Summary
In Coddington v. Larner (supra) it was held, under the provisions of sections 1747 and 1750 of the Code of Civil Procedure, that an incompetent person, not so adjudged at the time of the marriage, was entitled to be brought in as a party on his own motion.
Summary of this case from Anderson v. HicksOpinion
November Term, 1902.
W.W. MacFarland, for the appellant.
Charles Blandy, for the respondent.
On the 6th of June, 1899, Alma Louise Larner, the appellant herein, was married to the defendant, Albert E. Larner. On the eighteenth of May following she was adjudged, by reason of the excessive use of alcoholic stimulants, to be incapable of managing her person or her property and committees were appointed for that purpose, who qualified, since have been and now are acting as such.

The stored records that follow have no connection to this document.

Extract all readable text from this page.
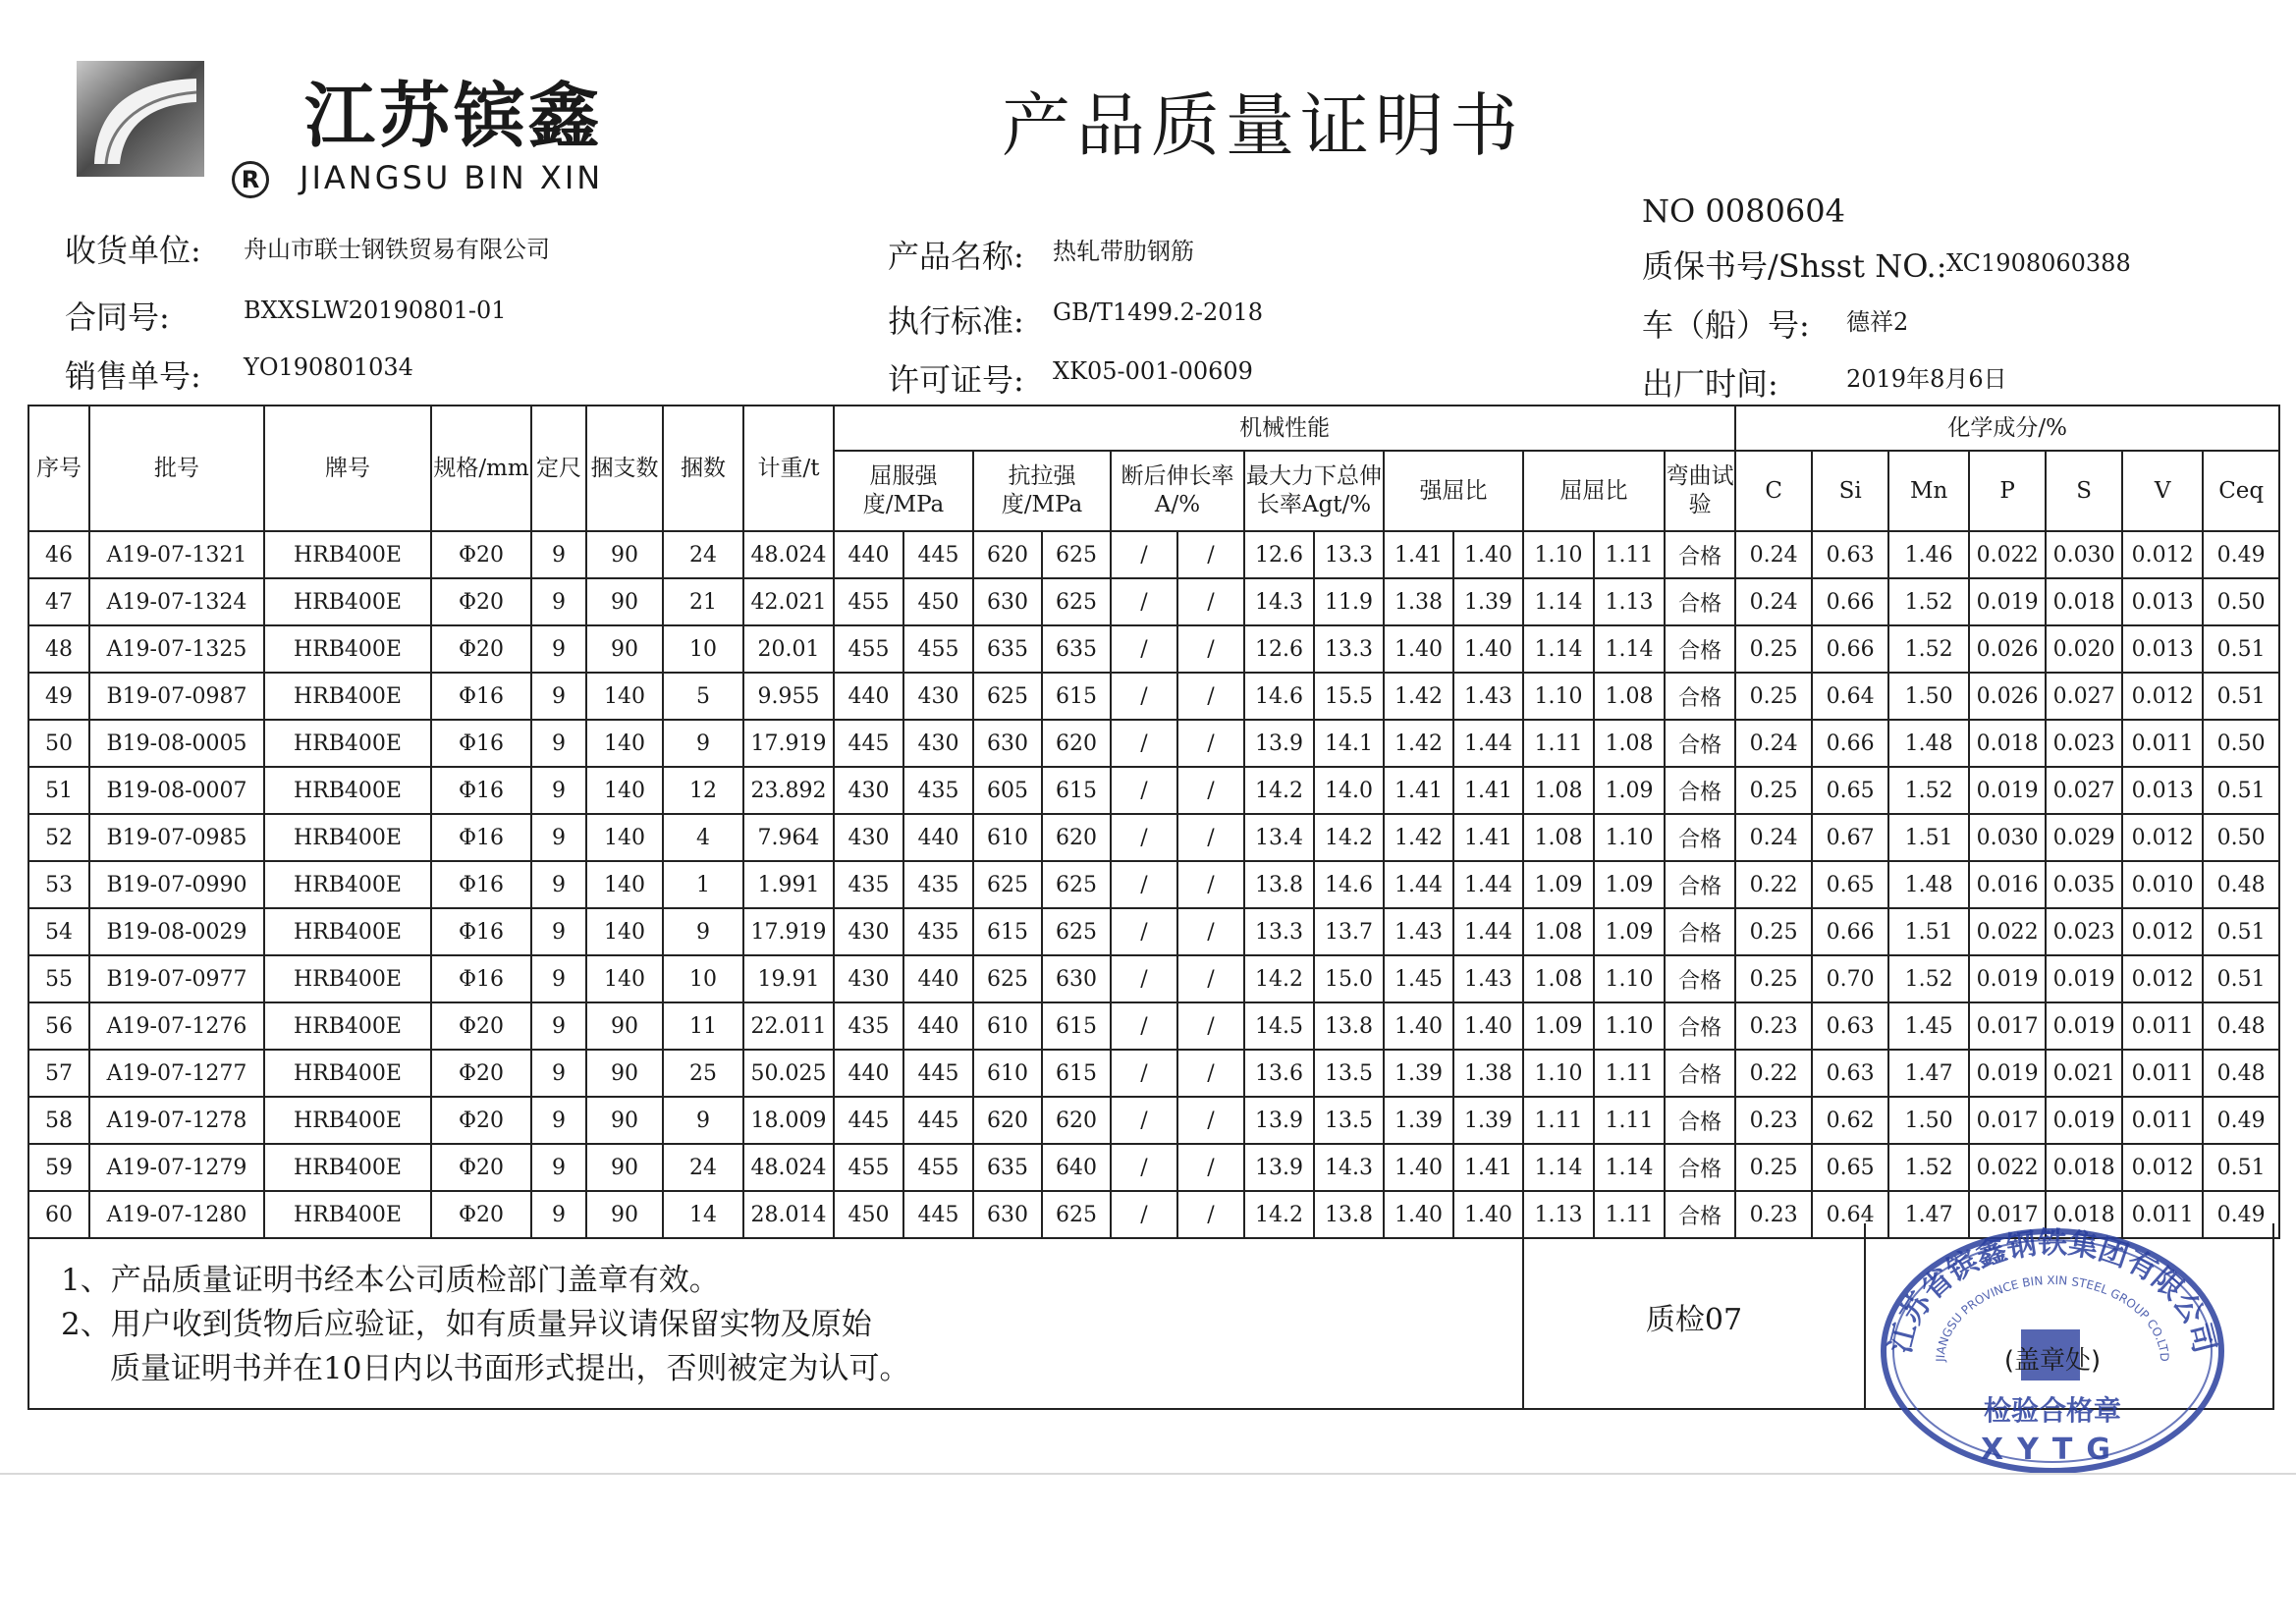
R
江苏镔鑫
JIANGSU BIN XIN
产品质量证明书
NO 0080604
收货单位: 舟山市联士钢铁贸易有限公司
合同号:	BXXSLW20190801-01
销售单号: YO190801034
产品名称: 热轧带肋钢筋
执行标准: GB/T1499.2-2018
许可证号: XK05-001-00609
质保书号/Shsst NO.: XC1908060388
车（船）号: 德祥2
出厂时间:	2019年8月6日
序号	批号	牌号	规格/mm	定尺	捆支数	捆数	计重/t	机械性能													化学成分/%						
								屈服强度/MPa		抗拉强度/MPa		断后伸长率A/%		最大力下总伸长率Agt/%		强屈比		屈屈比		弯曲试验	C	Si	Mn	P	S	V	Ceq
46	A19-07-1321	HRB400E	Φ20	9	90	24	48.024	440	445	620	625	/	/	12.6	13.3	1.41	1.40	1.10	1.11	合格	0.24	0.63	1.46	0.022	0.030	0.012	0.49
47	A19-07-1324	HRB400E	Φ20	9	90	21	42.021	455	450	630	625	/	/	14.3	11.9	1.38	1.39	1.14	1.13	合格	0.24	0.66	1.52	0.019	0.018	0.013	0.50
48	A19-07-1325	HRB400E	Φ20	9	90	10	20.01	455	455	635	635	/	/	12.6	13.3	1.40	1.40	1.14	1.14	合格	0.25	0.66	1.52	0.026	0.020	0.013	0.51
49	B19-07-0987	HRB400E	Φ16	9	140	5	9.955	440	430	625	615	/	/	14.6	15.5	1.42	1.43	1.10	1.08	合格	0.25	0.64	1.50	0.026	0.027	0.012	0.51
50	B19-08-0005	HRB400E	Φ16	9	140	9	17.919	445	430	630	620	/	/	13.9	14.1	1.42	1.44	1.11	1.08	合格	0.24	0.66	1.48	0.018	0.023	0.011	0.50
51	B19-08-0007	HRB400E	Φ16	9	140	12	23.892	430	435	605	615	/	/	14.2	14.0	1.41	1.41	1.08	1.09	合格	0.25	0.65	1.52	0.019	0.027	0.013	0.51
52	B19-07-0985	HRB400E	Φ16	9	140	4	7.964	430	440	610	620	/	/	13.4	14.2	1.42	1.41	1.08	1.10	合格	0.24	0.67	1.51	0.030	0.029	0.012	0.50
53	B19-07-0990	HRB400E	Φ16	9	140	1	1.991	435	435	625	625	/	/	13.8	14.6	1.44	1.44	1.09	1.09	合格	0.22	0.65	1.48	0.016	0.035	0.010	0.48
54	B19-08-0029	HRB400E	Φ16	9	140	9	17.919	430	435	615	625	/	/	13.3	13.7	1.43	1.44	1.08	1.09	合格	0.25	0.66	1.51	0.022	0.023	0.012	0.51
55	B19-07-0977	HRB400E	Φ16	9	140	10	19.91	430	440	625	630	/	/	14.2	15.0	1.45	1.43	1.08	1.10	合格	0.25	0.70	1.52	0.019	0.019	0.012	0.51
56	A19-07-1276	HRB400E	Φ20	9	90	11	22.011	435	440	610	615	/	/	14.5	13.8	1.40	1.40	1.09	1.10	合格	0.23	0.63	1.45	0.017	0.019	0.011	0.48
57	A19-07-1277	HRB400E	Φ20	9	90	25	50.025	440	445	610	615	/	/	13.6	13.5	1.39	1.38	1.10	1.11	合格	0.22	0.63	1.47	0.019	0.021	0.011	0.48
58	A19-07-1278	HRB400E	Φ20	9	90	9	18.009	445	445	620	620	/	/	13.9	13.5	1.39	1.39	1.11	1.11	合格	0.23	0.62	1.50	0.017	0.019	0.011	0.49
59	A19-07-1279	HRB400E	Φ20	9	90	24	48.024	455	455	635	640	/	/	13.9	14.3	1.40	1.41	1.14	1.14	合格	0.25	0.65	1.52	0.022	0.018	0.012	0.51
60	A19-07-1280	HRB400E	Φ20	9	90	14	28.014	450	445	630	625	/	/	14.2	13.8	1.40	1.40	1.13	1.11	合格	0.23	0.64	1.47	0.017	0.018	0.011	0.49
1、产品质量证明书经本公司质检部门盖章有效。
2、用户收到货物后应验证，如有质量异议请保留实物及原始
质量证明书并在10日内以书面形式提出，否则被定为认可。
质检07	江苏省镔鑫钢铁集团有限公司
JIANGSU PROVINCE BIN XIN STEEL GROUP CO.LTD
(盖章处)
检验合格章
XYTG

Thereafter, this plaintiff, a daughter by a former marriage, brought this action to have the marriage of her mother with the defendant annulled, upon the ground that the appellant at the time she was married to the defendant was a lunatic and unable to understand the nature of the contract and its effect, and also that the marriage was procured by fraud and undue influence of the defendant. After issue had been joined in the action, the appellant, upon a petition verified by her, applied to the court for leave to be made a party defendant. Her application was denied and from that order she has appealed.

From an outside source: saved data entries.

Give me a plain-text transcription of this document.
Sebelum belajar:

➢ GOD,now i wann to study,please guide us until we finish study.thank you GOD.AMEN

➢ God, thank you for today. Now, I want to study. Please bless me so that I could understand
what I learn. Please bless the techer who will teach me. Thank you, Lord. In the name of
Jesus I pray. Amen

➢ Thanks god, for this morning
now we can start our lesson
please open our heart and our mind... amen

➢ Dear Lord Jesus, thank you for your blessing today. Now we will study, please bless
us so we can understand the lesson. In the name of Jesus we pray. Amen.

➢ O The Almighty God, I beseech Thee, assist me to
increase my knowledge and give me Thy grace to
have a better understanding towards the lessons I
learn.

The Code provides (§§ 1747, 1750) that any relative of a party to a marriage "who has an interest to avoid the marriage" may maintain an action to have the same annulled, on the ground that one of the parties to it, at the time the same was contracted, was a lunatic, or when the consent of such party was obtained by force, duress or fraud. (§ 1743, subds. 3, 4.) But these sections of the Code must be read in connection with the other sections which contemplate that all persons having an interest in the subject of the action shall be joined as plaintiffs or defendants. The appellant certainly has an interest in the subject of the action and is a necessary party to it and a determination cannot be had of the subject-matter of it unless she be made a party. (§§ 446-448.) It is certainly a novel if not a startling proposition that a judgment can be procured dissolving a marriage contract without having both of the parties to it before the court. Manifestly this cannot be done. ( Fero v. Fero, 62 App. Div. 470.)
The order appealed from, therefore, must be reversed, with ten dollars costs and disbursements, and the motion granted, with ten dollars costs.
VAN BRUNT, P.J., O'BRIEN and LAUGHLIN, JJ., concurred.
Order reversed, with ten dollars costs and disbursements, and motion granted, with ten dollars costs.